Despite the lighthearted track titles, the music of “Birds” isn’t afraid of the dark. Certainly by the middle of the album, the novelty element of this production is gone, and one is left to the industrial rhythmic structures of “Whole Lotta Dove,” or mechanical, train-like dirges with counterpoint that sounds like motors and squeaking doors in “I’m Just Lookin’ for Some Thrush.” The harsh granular quality to much of the album’s textures feels deadly serious and many dustbaths away from its feathered origins.

Not every track is what I’d call “grainy” in texture, though. One of my favorites, “Sitta,” converts birds into very clean, crisp electronic beats and then attacks them with various filters. By the end, the sounds become almost human, sounding like a voice yelling “nook” or “no,” with really unsettling stereo imagery supplementing the weirdness. That, and the perpetual chiptune-march of the album’s closer, “Tern, Tern, Tern” are my favorites.

When I consider the intended utility behind birdsong collections, I think of the many folks who go “birding” and attempt to imitate bird calls precisely, listening to the calls carefully to memorize every detail. In the case of “Birds,” one works instead with music, heavy on rhythmic delineation, where gentle imitation evokes musical genres instead. One might peer into the edge of a Jamaican jungle, for example, blasting “Poorwill Revolt,” whose triple meter feel sometimes subtly nudges at dub, geese honking on the “ands.” Tight samples serve to bring out vaguely conventional percussion sounds in “Undoing the Pigeon,” too, creating a sort of lounge/exotica-ish backbeat with an insistent envelope-filtered kick drum of sorts.

If I didn’t know ahead of time that this whole record was made from manipulations of bird sounds, I don’t think I would’ve guessed. Interestingly, though, there seems to be something inherent to these sounds that animals still detect, even when the samples are tiny and the effects applied to them are dramatic. In my own unscientific study, I discovered that one out of two pug dogs in my care remain at attention whenever I listen to “Birds,” looking toward my listening room as though a bird might come flying out at any time:

While not my “usual thing,” I really dig the album, and I think you might, too.
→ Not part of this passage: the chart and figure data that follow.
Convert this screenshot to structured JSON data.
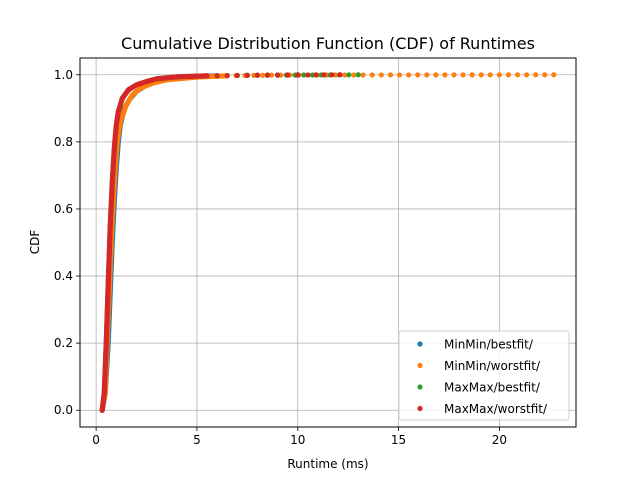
{
  "chart_data": {
    "type": "scatter",
    "title": "Cumulative Distribution Function (CDF) of Runtimes",
    "xlabel": "Runtime (ms)",
    "ylabel": "CDF",
    "xlim": [
      -0.8,
      23.8
    ],
    "ylim": [
      -0.05,
      1.05
    ],
    "xticks": [
      0,
      5,
      10,
      15,
      20
    ],
    "yticks": [
      0.0,
      0.2,
      0.4,
      0.6,
      0.8,
      1.0
    ],
    "grid": true,
    "legend_position": "lower-right",
    "series": [
      {
        "name": "MinMin/bestfit/",
        "color": "#1f77b4",
        "x": [
          0.3,
          0.45,
          0.6,
          0.7,
          0.8,
          0.9,
          1.0,
          1.1,
          1.2,
          1.4,
          1.7,
          2.0,
          2.5,
          3.0,
          4.0,
          5.0,
          6.0,
          7.0,
          8.0,
          10.0
        ],
        "y": [
          0.0,
          0.05,
          0.2,
          0.35,
          0.5,
          0.62,
          0.72,
          0.8,
          0.85,
          0.9,
          0.93,
          0.95,
          0.97,
          0.98,
          0.99,
          0.995,
          0.997,
          0.998,
          0.999,
          1.0
        ]
      },
      {
        "name": "MinMin/worstfit/",
        "color": "#ff7f0e",
        "x": [
          0.3,
          0.45,
          0.55,
          0.65,
          0.75,
          0.85,
          0.95,
          1.05,
          1.2,
          1.5,
          1.8,
          2.2,
          2.8,
          3.5,
          5.0,
          6.5,
          8.7,
          14.6,
          22.7
        ],
        "y": [
          0.0,
          0.05,
          0.2,
          0.35,
          0.5,
          0.62,
          0.72,
          0.8,
          0.86,
          0.91,
          0.94,
          0.96,
          0.975,
          0.985,
          0.993,
          0.997,
          0.999,
          0.9995,
          1.0
        ]
      },
      {
        "name": "MaxMax/bestfit/",
        "color": "#2ca02c",
        "x": [
          0.3,
          0.4,
          0.5,
          0.6,
          0.7,
          0.8,
          0.9,
          1.0,
          1.1,
          1.3,
          1.6,
          2.0,
          2.5,
          3.0,
          4.0,
          5.5,
          7.0,
          9.0,
          11.6,
          13.0
        ],
        "y": [
          0.0,
          0.05,
          0.2,
          0.38,
          0.55,
          0.68,
          0.78,
          0.85,
          0.89,
          0.93,
          0.955,
          0.97,
          0.98,
          0.988,
          0.994,
          0.997,
          0.998,
          0.999,
          0.9995,
          1.0
        ]
      },
      {
        "name": "MaxMax/worstfit/",
        "color": "#d62728",
        "x": [
          0.3,
          0.4,
          0.5,
          0.6,
          0.7,
          0.8,
          0.9,
          1.0,
          1.1,
          1.3,
          1.6,
          2.0,
          2.5,
          3.0,
          4.0,
          5.5,
          7.0,
          8.5,
          10.5,
          12.1
        ],
        "y": [
          0.0,
          0.05,
          0.2,
          0.38,
          0.55,
          0.68,
          0.78,
          0.85,
          0.89,
          0.93,
          0.955,
          0.97,
          0.98,
          0.988,
          0.994,
          0.997,
          0.998,
          0.999,
          0.9995,
          1.0
        ]
      }
    ]
  }
}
As many cassette releases go, the first run of “Birds” has already flown the coop come and gone, but you’re in luck: it’s back in print as a 2nd edition. Go to Centipede Farm, and you’ll be rocking your Walkman for a measly four bucks. And a bit of trivia: subsequent to the release of this recording, the Cornell Lab of Ornithology’s Macaulay Library (which has long housed the recordings used to make the National Geographic records used as samples in “Birds”) put its whole collection of animal sounds online. There are over 150,000 of them. See you in a few years, Mr. Wren!